Elena has being practicing yoga for over a decade and received her RYT-200 hour certification from the Kripalu Center in June 2019. She is the co-founder of Intermission, a program that combines music, movement, and mindfulness, aiming to make music-making a healthier, more holistic practice for students and professionals alike through yoga and meditation.

Born in Liverpool in 1988, Mark Simpson became the first ever winner of both the BBC Young Musician of the Year and BBC Proms/Guardian Young Composer of the Year competitions in 2006. He went on to read Music at St. Catherine’s College, Oxford, graduating with first class honours, and studied composition with Julian Anderson at the Guildhall School of Music & Drama before being selected for representation by the Young Classical Artists Trust. Simpson was a BBC New Generation Artist from 2012-2014. He received a Borletti-Butoni Trust Fellowship in 2014 and the Royal Philharmonic Society Composition Award in 2010, and is a Visiting Fellow of Lady Margaret Hall, Oxford.
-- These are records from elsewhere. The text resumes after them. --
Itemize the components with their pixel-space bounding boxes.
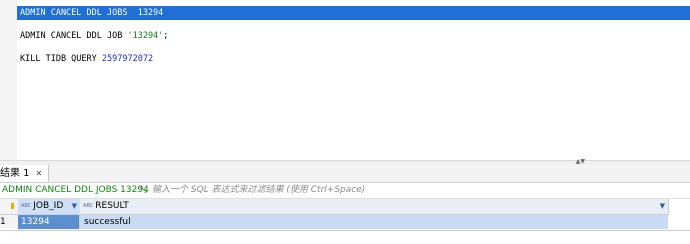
column-header-result[interactable]: ABC RESULT ▼: [80, 199, 669, 215]
results-grid: ABC JOB_ID ▼ ABC RESULT ▼ 1 13294 successful: [0, 199, 690, 244]
tab-label: 结果 1: [0, 168, 30, 179]
sort-dropdown-icon[interactable]: ▼: [72, 199, 77, 214]
cell-result[interactable]: successful: [80, 215, 668, 229]
column-header-job-id[interactable]: ABC JOB_ID ▼: [18, 199, 81, 215]
sql-number: 2597972072: [101, 54, 154, 64]
column-name: JOB_ID: [33, 201, 64, 211]
text-type-icon: ABC: [21, 203, 32, 209]
editor-gutter: [0, 0, 18, 160]
row-number[interactable]: 1: [0, 215, 19, 229]
sql-terminator: ;: [163, 31, 169, 41]
tab-results-1[interactable]: 结果 1 ✕: [0, 165, 50, 182]
executed-query-label: ADMIN CANCEL DDL JOBS 13294: [2, 185, 149, 195]
sql-string: '13294': [127, 31, 164, 41]
sql-keyword: ADMIN CANCEL DDL JOB: [20, 31, 128, 41]
grid-corner[interactable]: [0, 199, 19, 215]
editor-line-2[interactable]: ADMIN CANCEL DDL JOB '13294';: [20, 29, 168, 43]
cell-job-id[interactable]: 13294: [18, 215, 80, 229]
sql-keyword: KILL TIDB QUERY: [20, 54, 102, 64]
editor-line-3[interactable]: KILL TIDB QUERY 2597972072: [20, 52, 153, 66]
query-filter-bar: ADMIN CANCEL DDL JOBS 13294 ⤡ 输入一个 SQL 表…: [0, 183, 690, 199]
column-name: RESULT: [95, 201, 129, 211]
sql-editor[interactable]: ADMIN CANCEL DDL JOBS 13294 ADMIN CANCEL…: [17, 0, 690, 160]
lock-icon: [11, 203, 14, 209]
collapse-arrows-icon[interactable]: ▲▼: [576, 158, 585, 165]
close-icon[interactable]: ✕: [36, 169, 43, 178]
filter-input[interactable]: 输入一个 SQL 表达式来过滤结果 (使用 Ctrl+Space): [152, 183, 365, 198]
text-type-icon: ABC: [83, 203, 94, 209]
filter-expand-icon[interactable]: ⤡: [140, 183, 147, 198]
results-tabbar: 结果 1 ✕: [0, 165, 690, 183]
sort-dropdown-icon[interactable]: ▼: [660, 199, 665, 214]
grid-divider: [0, 230, 690, 231]
editor-line-1[interactable]: ADMIN CANCEL DDL JOBS 13294: [17, 6, 690, 20]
Admired for her originality, fluency and professionalism, Cheryl Frances-Hoad has been composing to commission since she was fifteen. Classical tradition (she trained as a cellist and pianist at the Menuhin School before going on to Cambridge and King's College, London) along with diverse contemporary inspirations including literature, painting and dance, have contributed to a creative presence provocatively her own. "Intricate in argument, sometimes impassioned, sometimes mercurial, always compelling in its authority" (Robin Holloway, The Spectator), her output - widely premiered, broadcast and commercially recorded, reaching audiences from the Proms to outreach workshops - addresses all genres from opera, ballet and concerto to song, chamber and solo music.